The engineering implication. Don’t build a parallel AI-specific compliance stack. The supervisory infrastructure that produces evidence for human trader oversight (access controls, structured logs of agent actions, escalation paths, periodic supervisory review) is the same infrastructure that produces evidence for AI agent oversight — what changes is the schema of the events it ingests, not the architecture. The build is “make sure your existing 3110/3120 evidence pipeline accepts AI-agent events alongside human-trader events,” not “stand up a new AI compliance platform.” This is the same posture the prudential agencies took on 17 April 2026 with the SR 11-7 carve-out, six weeks earlier.

The pattern these share

All five misconceptions point in the same direction: build a heavier compliance architecture than the regulation actually requires, and inherit obligations that don’t apply. Each misconception costs engineering time, vendor budget, and — most expensively — slows down the AI deployments the firm could otherwise be shipping.

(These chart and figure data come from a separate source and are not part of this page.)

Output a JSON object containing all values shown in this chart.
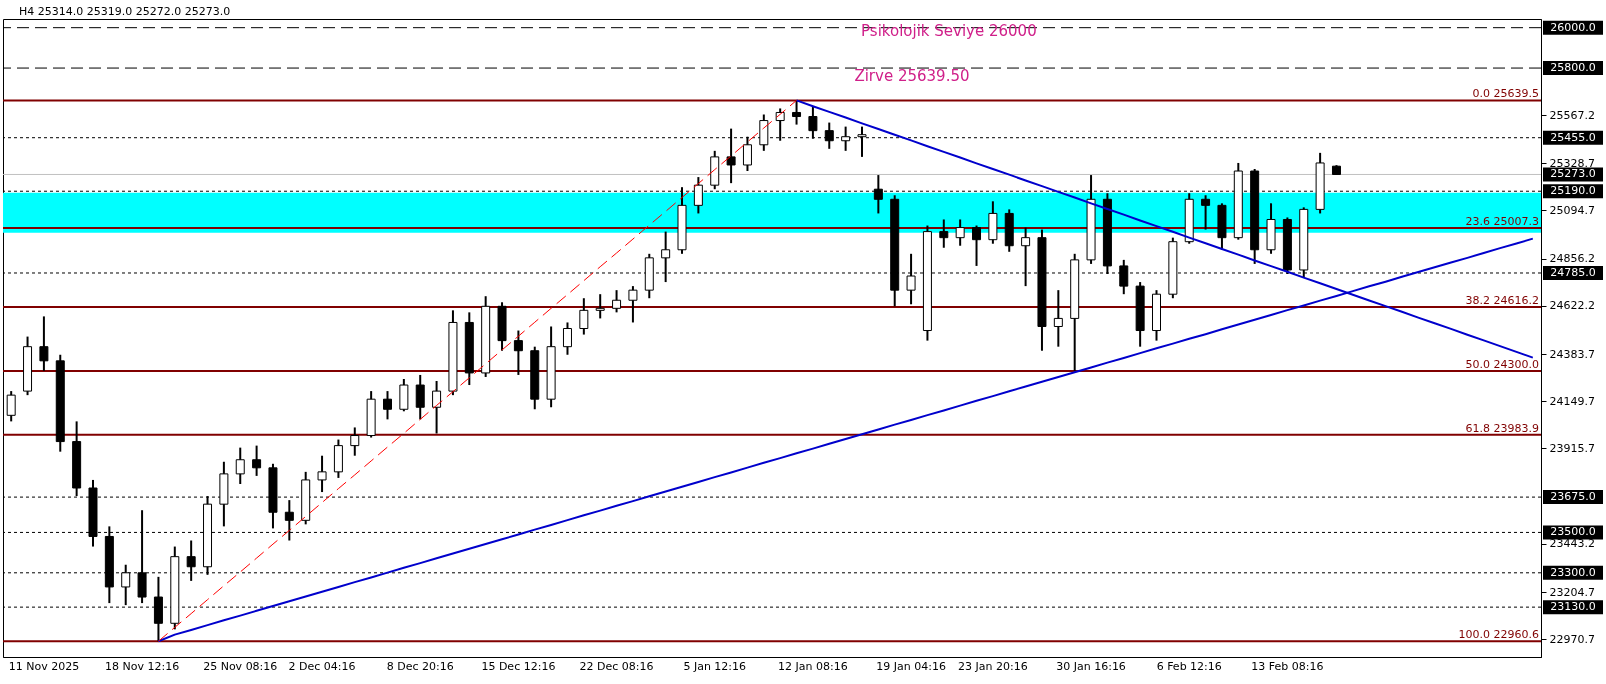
{
  "chart_data": {
    "type": "candlestick",
    "title": "H4  25314.0 25319.0 25272.0 25273.0",
    "categories": [
      null,
      null,
      "11 Nov 2025",
      null,
      null,
      null,
      null,
      null,
      "18 Nov 12:16",
      null,
      null,
      null,
      null,
      null,
      "25 Nov 08:16",
      null,
      null,
      null,
      null,
      "2 Dec 04:16",
      null,
      null,
      null,
      null,
      null,
      "8 Dec 20:16",
      null,
      null,
      null,
      null,
      null,
      "15 Dec 12:16",
      null,
      null,
      null,
      null,
      null,
      "22 Dec 08:16",
      null,
      null,
      null,
      null,
      null,
      "5 Jan 12:16",
      null,
      null,
      null,
      null,
      null,
      "12 Jan 08:16",
      null,
      null,
      null,
      null,
      null,
      "19 Jan 04:16",
      null,
      null,
      null,
      null,
      "23 Jan 20:16",
      null,
      null,
      null,
      null,
      null,
      "30 Jan 16:16",
      null,
      null,
      null,
      null,
      null,
      "6 Feb 12:16",
      null,
      null,
      null,
      null,
      null,
      "13 Feb 08:16",
      null,
      null,
      null,
      null,
      null,
      null,
      null,
      null,
      null,
      null,
      null,
      null,
      null,
      null,
      null
    ],
    "ohlc": [
      [
        24080,
        24200,
        24050,
        24180
      ],
      [
        24200,
        24470,
        24180,
        24420
      ],
      [
        24420,
        24570,
        24300,
        24350
      ],
      [
        24350,
        24380,
        23900,
        23950
      ],
      [
        23950,
        24050,
        23680,
        23720
      ],
      [
        23720,
        23760,
        23430,
        23480
      ],
      [
        23480,
        23530,
        23150,
        23230
      ],
      [
        23230,
        23340,
        23140,
        23300
      ],
      [
        23300,
        23610,
        23150,
        23180
      ],
      [
        23180,
        23280,
        22960.6,
        23050
      ],
      [
        23050,
        23430,
        23020,
        23380
      ],
      [
        23380,
        23460,
        23260,
        23330
      ],
      [
        23330,
        23680,
        23290,
        23640
      ],
      [
        23640,
        23850,
        23530,
        23790
      ],
      [
        23790,
        23920,
        23740,
        23860
      ],
      [
        23860,
        23930,
        23780,
        23820
      ],
      [
        23820,
        23840,
        23520,
        23600
      ],
      [
        23600,
        23660,
        23460,
        23560
      ],
      [
        23560,
        23800,
        23540,
        23760
      ],
      [
        23760,
        23880,
        23700,
        23800
      ],
      [
        23800,
        23960,
        23770,
        23930
      ],
      [
        23930,
        24020,
        23880,
        23980
      ],
      [
        23980,
        24200,
        23970,
        24160
      ],
      [
        24160,
        24200,
        24060,
        24110
      ],
      [
        24110,
        24260,
        24100,
        24230
      ],
      [
        24230,
        24280,
        24060,
        24120
      ],
      [
        24120,
        24250,
        23990,
        24200
      ],
      [
        24200,
        24600,
        24180,
        24540
      ],
      [
        24540,
        24590,
        24230,
        24290
      ],
      [
        24290,
        24670,
        24270,
        24620
      ],
      [
        24620,
        24640,
        24400,
        24450
      ],
      [
        24450,
        24500,
        24280,
        24400
      ],
      [
        24400,
        24420,
        24110,
        24160
      ],
      [
        24160,
        24520,
        24120,
        24420
      ],
      [
        24420,
        24540,
        24380,
        24510
      ],
      [
        24510,
        24660,
        24480,
        24600
      ],
      [
        24600,
        24680,
        24560,
        24610
      ],
      [
        24610,
        24700,
        24590,
        24650
      ],
      [
        24650,
        24720,
        24540,
        24700
      ],
      [
        24700,
        24880,
        24660,
        24860
      ],
      [
        24860,
        24990,
        24740,
        24900
      ],
      [
        24900,
        25210,
        24880,
        25120
      ],
      [
        25120,
        25260,
        25080,
        25220
      ],
      [
        25220,
        25390,
        25200,
        25360
      ],
      [
        25360,
        25500,
        25230,
        25320
      ],
      [
        25320,
        25460,
        25290,
        25420
      ],
      [
        25420,
        25570,
        25390,
        25540
      ],
      [
        25540,
        25600,
        25440,
        25580
      ],
      [
        25580,
        25639.5,
        25520,
        25560
      ],
      [
        25560,
        25610,
        25450,
        25490
      ],
      [
        25490,
        25530,
        25400,
        25440
      ],
      [
        25440,
        25510,
        25390,
        25460
      ],
      [
        25460,
        25510,
        25360,
        25470
      ],
      [
        25200,
        25270,
        25080,
        25150
      ],
      [
        25150,
        25170,
        24620,
        24700
      ],
      [
        24700,
        24880,
        24630,
        24770
      ],
      [
        24500,
        25020,
        24450,
        24990
      ],
      [
        24990,
        25050,
        24910,
        24960
      ],
      [
        24960,
        25050,
        24920,
        25010
      ],
      [
        25010,
        25020,
        24820,
        24950
      ],
      [
        24950,
        25140,
        24930,
        25080
      ],
      [
        25080,
        25100,
        24890,
        24920
      ],
      [
        24920,
        25010,
        24720,
        24960
      ],
      [
        24960,
        25000,
        24400,
        24520
      ],
      [
        24520,
        24700,
        24420,
        24560
      ],
      [
        24560,
        24880,
        24300,
        24850
      ],
      [
        24850,
        25270,
        24830,
        25150
      ],
      [
        25150,
        25180,
        24780,
        24820
      ],
      [
        24820,
        24850,
        24680,
        24720
      ],
      [
        24720,
        24740,
        24420,
        24500
      ],
      [
        24500,
        24700,
        24450,
        24680
      ],
      [
        24680,
        24960,
        24660,
        24940
      ],
      [
        24940,
        25180,
        24930,
        25150
      ],
      [
        25150,
        25170,
        25000,
        25120
      ],
      [
        25120,
        25130,
        24900,
        24960
      ],
      [
        24960,
        25330,
        24950,
        25290
      ],
      [
        25290,
        25300,
        24830,
        24900
      ],
      [
        24900,
        25130,
        24880,
        25050
      ],
      [
        25050,
        25060,
        24780,
        24800
      ],
      [
        24800,
        25110,
        24760,
        25100
      ],
      [
        25100,
        25380,
        25080,
        25330
      ],
      [
        25314.0,
        25319.0,
        25272.0,
        25273.0
      ],
      null,
      null,
      null,
      null,
      null,
      null,
      null,
      null,
      null,
      null,
      null,
      null
    ],
    "color": "#000000",
    "series": [
      {
        "type": "line",
        "color": "#0000cc",
        "line_style": "solid",
        "values": [
          null,
          null,
          null,
          null,
          null,
          null,
          null,
          null,
          null,
          22961,
          22994,
          23017,
          23041,
          23065,
          23088,
          23112,
          23136,
          23159,
          23183,
          23206,
          23230,
          23254,
          23277,
          23301,
          23325,
          23348,
          23372,
          23396,
          23419,
          23443,
          23466,
          23490,
          23514,
          23537,
          23561,
          23585,
          23608,
          23632,
          23655,
          23679,
          23703,
          23726,
          23750,
          23774,
          23797,
          23821,
          23845,
          23868,
          23892,
          23915,
          23939,
          23963,
          23986,
          24010,
          24034,
          24057,
          24081,
          24104,
          24128,
          24152,
          24175,
          24199,
          24223,
          24246,
          24270,
          24293,
          24317,
          24341,
          24364,
          24388,
          24412,
          24435,
          24459,
          24482,
          24506,
          24530,
          24553,
          24577,
          24601,
          24624,
          24648,
          24671,
          24695,
          24719,
          24742,
          24766,
          24790,
          24813,
          24837,
          24860,
          24884,
          24908,
          24931,
          24955
        ]
      },
      {
        "type": "line",
        "color": "#0000cc",
        "line_style": "solid",
        "values": [
          null,
          null,
          null,
          null,
          null,
          null,
          null,
          null,
          null,
          null,
          null,
          null,
          null,
          null,
          null,
          null,
          null,
          null,
          null,
          null,
          null,
          null,
          null,
          null,
          null,
          null,
          null,
          null,
          null,
          null,
          null,
          null,
          null,
          null,
          null,
          null,
          null,
          null,
          null,
          null,
          null,
          null,
          null,
          null,
          null,
          null,
          null,
          null,
          25640,
          25611,
          25583,
          25555,
          25526,
          25498,
          25470,
          25442,
          25413,
          25385,
          25357,
          25328,
          25300,
          25272,
          25243,
          25215,
          25187,
          25159,
          25130,
          25102,
          25074,
          25045,
          25017,
          24989,
          24960,
          24932,
          24904,
          24876,
          24847,
          24819,
          24791,
          24762,
          24734,
          24706,
          24677,
          24649,
          24621,
          24593,
          24564,
          24536,
          24508,
          24479,
          24451,
          24423,
          24394,
          24366
        ]
      },
      {
        "type": "line",
        "color": "#ff0000",
        "line_style": "dashed",
        "values": [
          null,
          null,
          null,
          null,
          null,
          null,
          null,
          null,
          null,
          22961,
          23030,
          23098,
          23167,
          23236,
          23304,
          23373,
          23442,
          23510,
          23579,
          23648,
          23717,
          23785,
          23854,
          23923,
          23991,
          24060,
          24129,
          24197,
          24266,
          24335,
          24404,
          24472,
          24541,
          24610,
          24678,
          24747,
          24816,
          24884,
          24953,
          25022,
          25090,
          25159,
          25228,
          25297,
          25365,
          25434,
          25503,
          25571,
          25640,
          null,
          null,
          null,
          null,
          null,
          null,
          null,
          null,
          null,
          null,
          null,
          null,
          null,
          null,
          null,
          null,
          null,
          null,
          null,
          null,
          null,
          null,
          null,
          null,
          null,
          null,
          null,
          null,
          null,
          null,
          null,
          null,
          null,
          null,
          null,
          null,
          null,
          null,
          null,
          null,
          null,
          null,
          null,
          null,
          null
        ]
      }
    ],
    "ylim": [
      22883,
      26043
    ],
    "yticks": [
      25567.2,
      25328.7,
      25094.7,
      24856.2,
      24622.2,
      24383.7,
      24149.7,
      23915.7,
      23443.2,
      23204.7,
      22970.7
    ],
    "ref_lines": [
      {
        "axis": "y",
        "value": 26000,
        "label": "26000.0",
        "color": "#000000",
        "line_style": "dashed"
      },
      {
        "axis": "y",
        "value": 25800,
        "label": "25800.0",
        "color": "#000000",
        "line_style": "dashed"
      },
      {
        "axis": "y",
        "value": 25455,
        "label": "25455.0",
        "color": "#000000",
        "line_style": "dotted"
      },
      {
        "axis": "y",
        "value": 25273,
        "label": "25273.0",
        "color": "#c0c0c0",
        "line_style": "solid"
      },
      {
        "axis": "y",
        "value": 25190,
        "label": "25190.0",
        "color": "#000000",
        "line_style": "dotted"
      },
      {
        "axis": "y",
        "value": 24785,
        "label": "24785.0",
        "color": "#000000",
        "line_style": "dotted"
      },
      {
        "axis": "y",
        "value": 23675,
        "label": "23675.0",
        "color": "#000000",
        "line_style": "dotted"
      },
      {
        "axis": "y",
        "value": 23500,
        "label": "23500.0",
        "color": "#000000",
        "line_style": "dotted"
      },
      {
        "axis": "y",
        "value": 23300,
        "label": "23300.0",
        "color": "#000000",
        "line_style": "dotted"
      },
      {
        "axis": "y",
        "value": 23130,
        "label": "23130.0",
        "color": "#000000",
        "line_style": "dotted"
      },
      {
        "axis": "y",
        "value": 25639.5,
        "label": "0.0 25639.5",
        "color": "#800000",
        "line_style": "solid"
      },
      {
        "axis": "y",
        "value": 25007.3,
        "label": "23.6 25007.3",
        "color": "#800000",
        "line_style": "solid"
      },
      {
        "axis": "y",
        "value": 24616.2,
        "label": "38.2 24616.2",
        "color": "#800000",
        "line_style": "solid"
      },
      {
        "axis": "y",
        "value": 24300.0,
        "label": "50.0 24300.0",
        "color": "#800000",
        "line_style": "solid"
      },
      {
        "axis": "y",
        "value": 23983.9,
        "label": "61.8 23983.9",
        "color": "#800000",
        "line_style": "solid"
      },
      {
        "axis": "y",
        "value": 22960.6,
        "label": "100.0 22960.6",
        "color": "#800000",
        "line_style": "solid"
      }
    ],
    "bands": [
      {
        "axis": "y",
        "from": 24984,
        "to": 25182,
        "color": "#00ffff"
      }
    ],
    "annotations": [
      "Psikolojik Seviye 26000",
      "Zirve 25639.50"
    ],
    "grid": false
  }
}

The regulator-side of this is convergent across jurisdictions. The Commission’s GPAI guidelines, the EBA factsheet, the FCA’s “no new rules” line on AI Live Testing, the SR 11-7 rewrite, and FINRA’s AROR all read as variations of the same posture: principles-based supervision applied to AI systems through existing rules, with regulators publishing examples of practice rather than issuing new mandates.

The build-side answer is symmetric. The architecture you actually need is the one that produces the evidence supervisors will ask for — provenance, traces, model inventory, vendor metadata, drift signals, human-oversight artefacts — across whichever combination of jurisdictions you operate in. One evidence architecture, multiple regulatory surfaces. The lighter compliance stack is the one that maps to the rules that actually apply.